Additionally, he's the new guy. Being the new guy is hard when tasked with such an important task. Especially when the task itself seems to haunt you every day for several weeks. We encouraged him and never once blamed him for anything (as if we would have known better?). He simply took his responsibility personally. Perhaps too personally.
This sort of humanity in software is uncommon and humbling. He's a good kid who isn't out to prove anything to anyone, just to be the best programmer (person?) he can be. I think he can be forgiven for being too self-deprecating.
I can forgive him for being self-deprecating, but he should be careful to strive for a good work-life balance or all those smarts and ambitions will flame out and burn out and he will be left trying to pick himself back up.

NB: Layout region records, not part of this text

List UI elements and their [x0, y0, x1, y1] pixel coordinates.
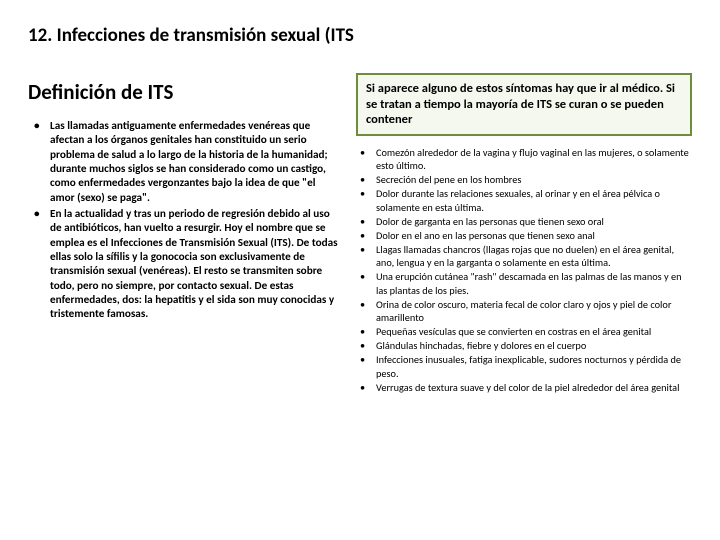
callout-box: Si aparece alguno de estos síntomas hay …	[356, 73, 692, 136]
list-item: Verrugas de textura suave y del color de…	[356, 381, 692, 394]
columns: Definición de ITS Las llamadas antiguame…	[28, 79, 692, 395]
left-column: Definición de ITS Las llamadas antiguame…	[28, 79, 338, 395]
list-item: Secreción del pene en los hombres	[356, 173, 692, 186]
list-item: Dolor durante las relaciones sexuales, a…	[356, 187, 692, 213]
list-item: Dolor de garganta en las personas que ti…	[356, 215, 692, 228]
definition-heading: Definición de ITS	[28, 79, 338, 105]
page-title: 12. Infecciones de transmisión sexual (I…	[28, 24, 692, 47]
definition-list: Las llamadas antiguamente enfermedades v…	[28, 119, 338, 322]
list-item: Llagas llamadas chancros (llagas rojas q…	[356, 243, 692, 269]
list-item: Las llamadas antiguamente enfermedades v…	[28, 119, 338, 205]
list-item: Infecciones inusuales, fatiga inexplicab…	[356, 353, 692, 379]
list-item: Una erupción cutánea "rash" descamada en…	[356, 270, 692, 296]
list-item: Comezón alrededor de la vagina y flujo v…	[356, 146, 692, 172]
right-column: Si aparece alguno de estos síntomas hay …	[356, 79, 692, 395]
list-item: En la actualidad y tras un periodo de re…	[28, 207, 338, 322]
symptoms-list: Comezón alrededor de la vagina y flujo v…	[356, 146, 692, 394]
list-item: Dolor en el ano en las personas que tien…	[356, 229, 692, 242]
list-item: Glándulas hinchadas, fiebre y dolores en…	[356, 339, 692, 352]
list-item: Orina de color oscuro, materia fecal de …	[356, 298, 692, 324]
list-item: Pequeñas vesículas que se convierten en …	[356, 325, 692, 338]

Of course from one blog post it's hard to know what his work-life balance is, so I could just be talking out of left field. I think it resonated with me because I saw a bit of myself in what he was saying and I know that taken too far that behavior that seems like a great idea can lead you to a place you don't want to be and that I'm finally starting to get out of.

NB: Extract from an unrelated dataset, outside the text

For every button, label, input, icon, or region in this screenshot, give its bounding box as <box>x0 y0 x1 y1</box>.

I think this article's approach is a good one. Take precautions, use things like continuous builds, static analysis tools to boost your confidence, but DO make the necessary changes. Better sooner than later.
Edit: Spelling
I started on what should have taken 1 hour of work to do at 6pm... 7 hours later, I was almost done ... It threw off my entire schedule and destroyed my plans for today (I'm usually up at 6am, got up today at 11).
So yeah ... fear of breaking the software isn't unfounded.
Be granular in how you check in your changes, and backing things out (especially loosely coupled code like debug logging and senseless exception handling) carries low to no risk.
I became good at this when emacs vc-mode made it easy.
I can be 100% certain I found out what caused my bug, or how my code should really work. But I am iffy about taking out the superstitious and useless changes I made while I should have probably walked away for a bit... Changes that didn't help but didn't break anything either.
"insidious", "technical debt", "lack of understanding", "fear to modify": agreed!
"rooted in superstition rather than reason": disagree...
My primary reason for not breaking it has always been lack of time. There were many times I encountered something I would have loved to have rewritten, but it would have thrown the rest of my schedule off. If I have 27 open tickets, 3 bosses, and 9 customers breathing down my neck, the last thing I need is some clusterfuck I broke and can't put back together fast enough. That's a mistake you only make once.